Тем не менее случилось многое: отъезд Эйба и предстоящий тем же днем отъезд Мэри в Зальцбург означали конец их беззаботного пребывания в Париже. А возможно, конец ему положили именно выстрелы, явившиеся развязкой бог знает какой темной истории. Эти выстрелы проникли в их жизнь эхом насилия, которое неотступно звучало в каждом из них, когда они, выйдя на привокзальную площадь и ожидая такси, услышали комментарий двух носильщиков к недавнему событию:
– Tu as vu le revolver? Il е́tait très petit, vraie – un jouet.
– Mais, assez puissant! – резонно ответил другой носильщик. – Tu as vu sa chemise? Assez de sang рour se croire à la guerre.[12]
ХХ
Над площадью скопившиеся в воздухе выхлопные газы медленно спекались на июльском солнце в густое облако. Жара была невыносимой и не несла в себе обещания прохлады, как бывает в деревне, а предлагала лишь дороги, задыхающиеся в подобии всеобщей астмы. Во время обеда на открытой террасе напротив Люксембургского сада у Розмари пришли месячные, она чувствовала себя вялой, раздраженной и усталой – предвестием этому было и недавнее обвинение себя в эгоизме там, на вокзале.

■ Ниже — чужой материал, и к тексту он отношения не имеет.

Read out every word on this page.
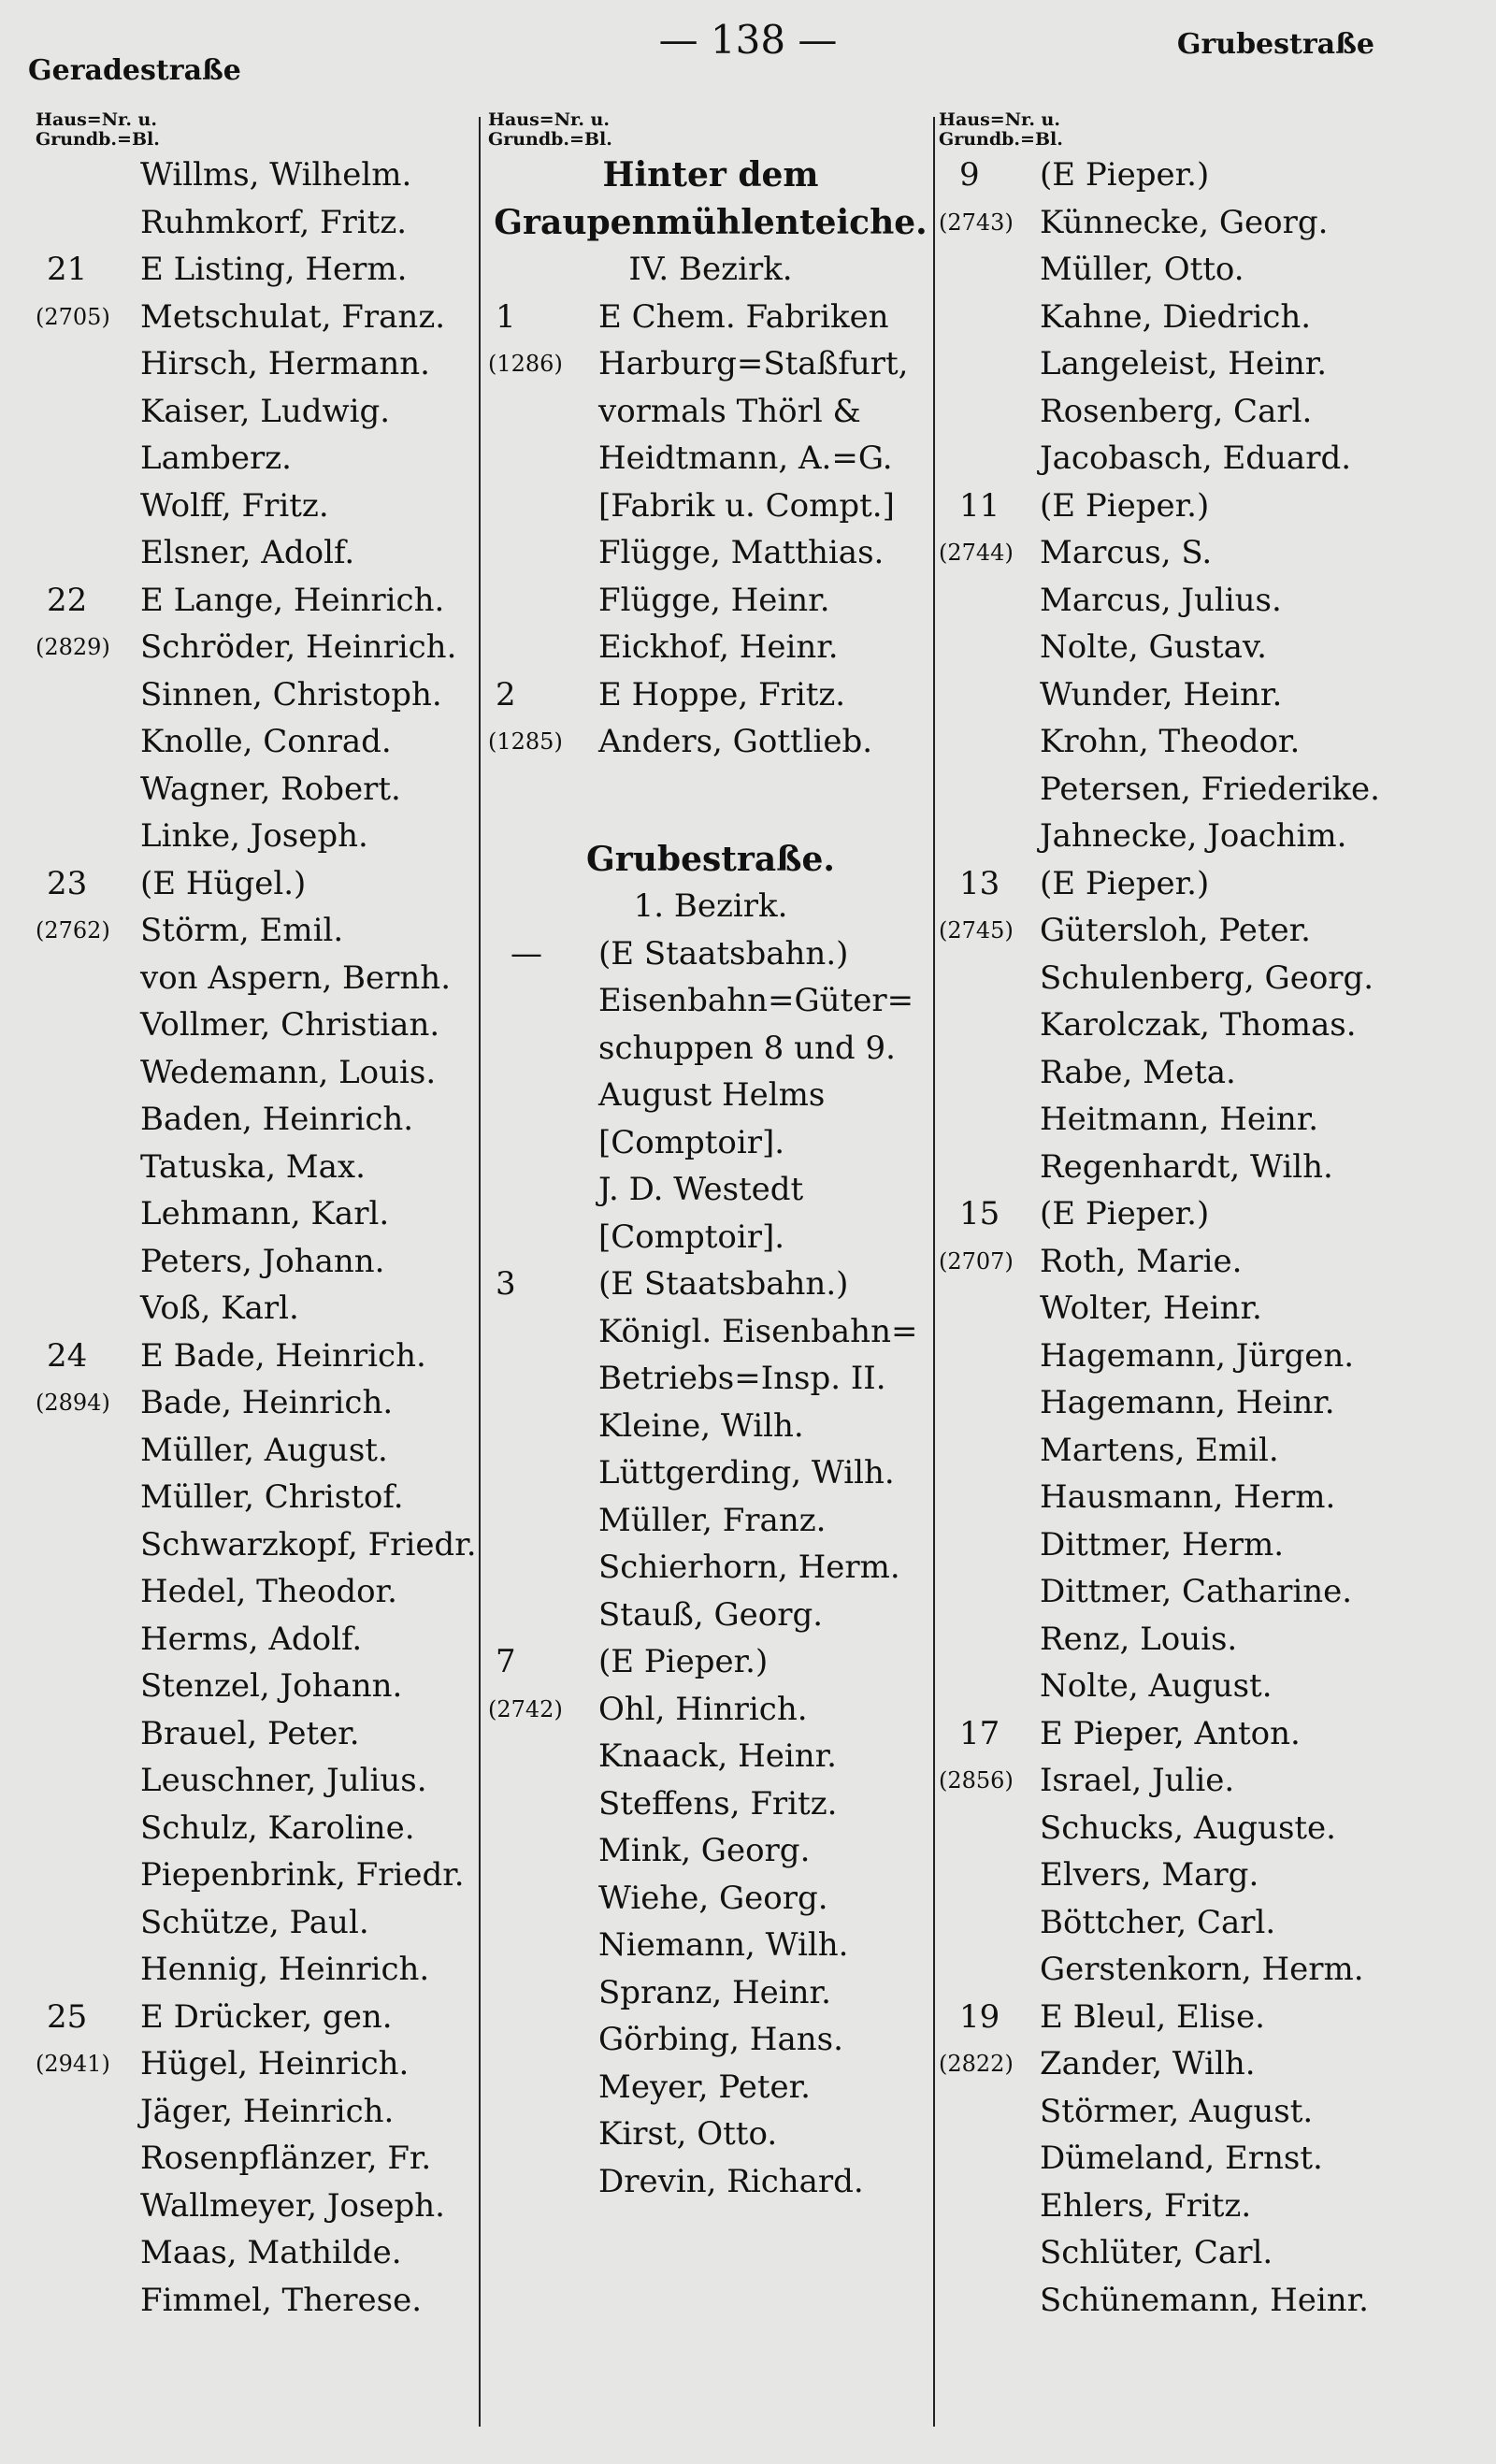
Geradestraße
— 138 —	Grubestraße
Haus=Nr. u.
Grundb.=Bl.
Willms, Wilhelm.
Ruhmkorf, Fritz.
21 E Listing, Herm.
(2705) Metschulat, Franz.
Hirsch, Hermann.
Kaiser, Ludwig.
Lamberz.
Wolff, Fritz.
Elsner, Adolf.
22 E Lange, Heinrich.
(2829) Schröder, Heinrich.
Sinnen, Christoph.
Knolle, Conrad.
Wagner, Robert.
Linke, Joseph.
23 (E Hügel.)
(2762) Störm, Emil.
von Aspern, Bernh.
Vollmer, Christian.
Wedemann, Louis.
Baden, Heinrich.
Tatuska, Max.
Lehmann, Karl.
Peters, Johann.
Voß, Karl.
24 E Bade, Heinrich.
(2894) Bade, Heinrich.
Müller, August.
Müller, Christof.
Schwarzkopf, Friedr.
Hedel, Theodor.
Herms, Adolf.
Stenzel, Johann.
Brauel, Peter.
Leuschner, Julius.
Schulz, Karoline.
Piepenbrink, Friedr.
Schütze, Paul.
Hennig, Heinrich.
25 E Drücker, gen.
(2941) Hügel, Heinrich.
Jäger, Heinrich.
Rosenpflänzer, Fr.
Wallmeyer, Joseph.
Maas, Mathilde.
Fimmel, Therese.
Haus=Nr. u.
Grundb.=Bl.
Hinter dem
Graupenmühlenteiche.
IV. Bezirk.
1	E Chem. Fabriken
(1286) Harburg=Staßfurt,
vormals Thörl &
Heidtmann, A.=G.
[Fabrik u. Compt.]
Flügge, Matthias.
Flügge, Heinr.
Eickhof, Heinr.
2	E Hoppe, Fritz.
(1285) Anders, Gottlieb.
Grubestraße.
1. Bezirk.
— (E Staatsbahn.)
Eisenbahn=Güter=
schuppen 8 und 9.
August Helms
[Comptoir].
J. D. Westedt
[Comptoir].
3	(E Staatsbahn.)
Königl. Eisenbahn=
Betriebs=Insp. II.
Kleine, Wilh.
Lüttgerding, Wilh.
Müller, Franz.
Schierhorn, Herm.
Stauß, Georg.
7	(E Pieper.)
(2742) Ohl, Hinrich.
Knaack, Heinr.
Steffens, Fritz.
Mink, Georg.
Wiehe, Georg.
Niemann, Wilh.
Spranz, Heinr.
Görbing, Hans.
Meyer, Peter.
Kirst, Otto.
Drevin, Richard.
Haus=Nr. u.
Grundb.=Bl.
9 (E Pieper.)
(2743) Künnecke, Georg.
Müller, Otto.
Kahne, Diedrich.
Langeleist, Heinr.
Rosenberg, Carl.
Jacobasch, Eduard.
11 (E Pieper.)
(2744) Marcus, S.
Marcus, Julius.
Nolte, Gustav.
Wunder, Heinr.
Krohn, Theodor.
Petersen, Friederike.
Jahnecke, Joachim.
13 (E Pieper.)
(2745) Gütersloh, Peter.
Schulenberg, Georg.
Karolczak, Thomas.
Rabe, Meta.
Heitmann, Heinr.
Regenhardt, Wilh.
15 (E Pieper.)
(2707) Roth, Marie.
Wolter, Heinr.
Hagemann, Jürgen.
Hagemann, Heinr.
Martens, Emil.
Hausmann, Herm.
Dittmer, Herm.
Dittmer, Catharine.
Renz, Louis.
Nolte, August.
17 E Pieper, Anton.
(2856) Israel, Julie.
Schucks, Auguste.
Elvers, Marg.
Böttcher, Carl.
Gerstenkorn, Herm.
19 E Bleul, Elise.
(2822) Zander, Wilh.
Störmer, August.
Dümeland, Ernst.
Ehlers, Fritz.
Schlüter, Carl.
Schünemann, Heinr.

Не подозревая резкой перемены в ее настроении, Дик был глубоко подавлен, все больше погружался в себя, все меньше обращал внимание на происходившее вокруг и все хуже держался на донной волне воображения, откуда обычно черпал свои суждения.
После того как итальянский учитель пения, присоединившийся к ним за кофе, увез Мэри Норт на вокзал, Розмари тоже встала, собираясь ехать на студию, где ей была назначена некая «деловая встреча».
– Да, кстати, – попросила она, – если Коллис Клей, ну, тот парень-южанин, еще застанет вас здесь, пожалуйста, скажите ему, что я больше не могла ждать, пусть позвонит мне завтра.
Из-за неприятных событий последних часов в ней притупилась чуткость, и она позволила себе детскую капризность в тоне, что напомнило Дайверам о собственных детях; уже в следующий момент она оказалась наказана.
– Вам лучше обратиться с этой просьбой к официанту, – сказала Николь строгим голосом без всякого выражения. – Мы уже уходим.
Розмари все поняла и ничуть не обиделась.
– Да бог с ним, – ответила она. – До свидания, мои дорогие.
Дик попросил принести счет, и в ожидании его Дайверы расслабились, рассеянно покусывая зубочистки.
– Ну что ж… – произнесли они одновременно.
На миг грустная тень скользнула по лицу Николь, она промелькнула так быстро, что только Дик мог ее заметить, но он притворился, будто ничего не видел. О чем думала Николь? Розмари была лишь одной из дюжины людей, которых Дик «приручил» за последние годы; среди них числились французский цирковой клоун, Эйб и Мэри Норты, танцевальная пара, писатель, художник, актриса из театра «Гран-Гиньоль», полоумный гомосексуалист из русского балета, многообещающий тенор, которому они оплатили годовую стажировку в Милане. Николь прекрасно знала, насколько серьезно эти люди воспринимали его интерес и энтузиазм по отношению к ним, но знала она и другое: если не считать дней ее пребывания в больнице во время родов, Дик со дня свадьбы и ночи не провел без нее. С другой стороны, она прекрасно понимала, что было в нем обаяние, которое просто требовало применения, – люди, обладающие подобным обаянием, порой непроизвольно привлекают к себе даже тех, кто им совершенно не нужен.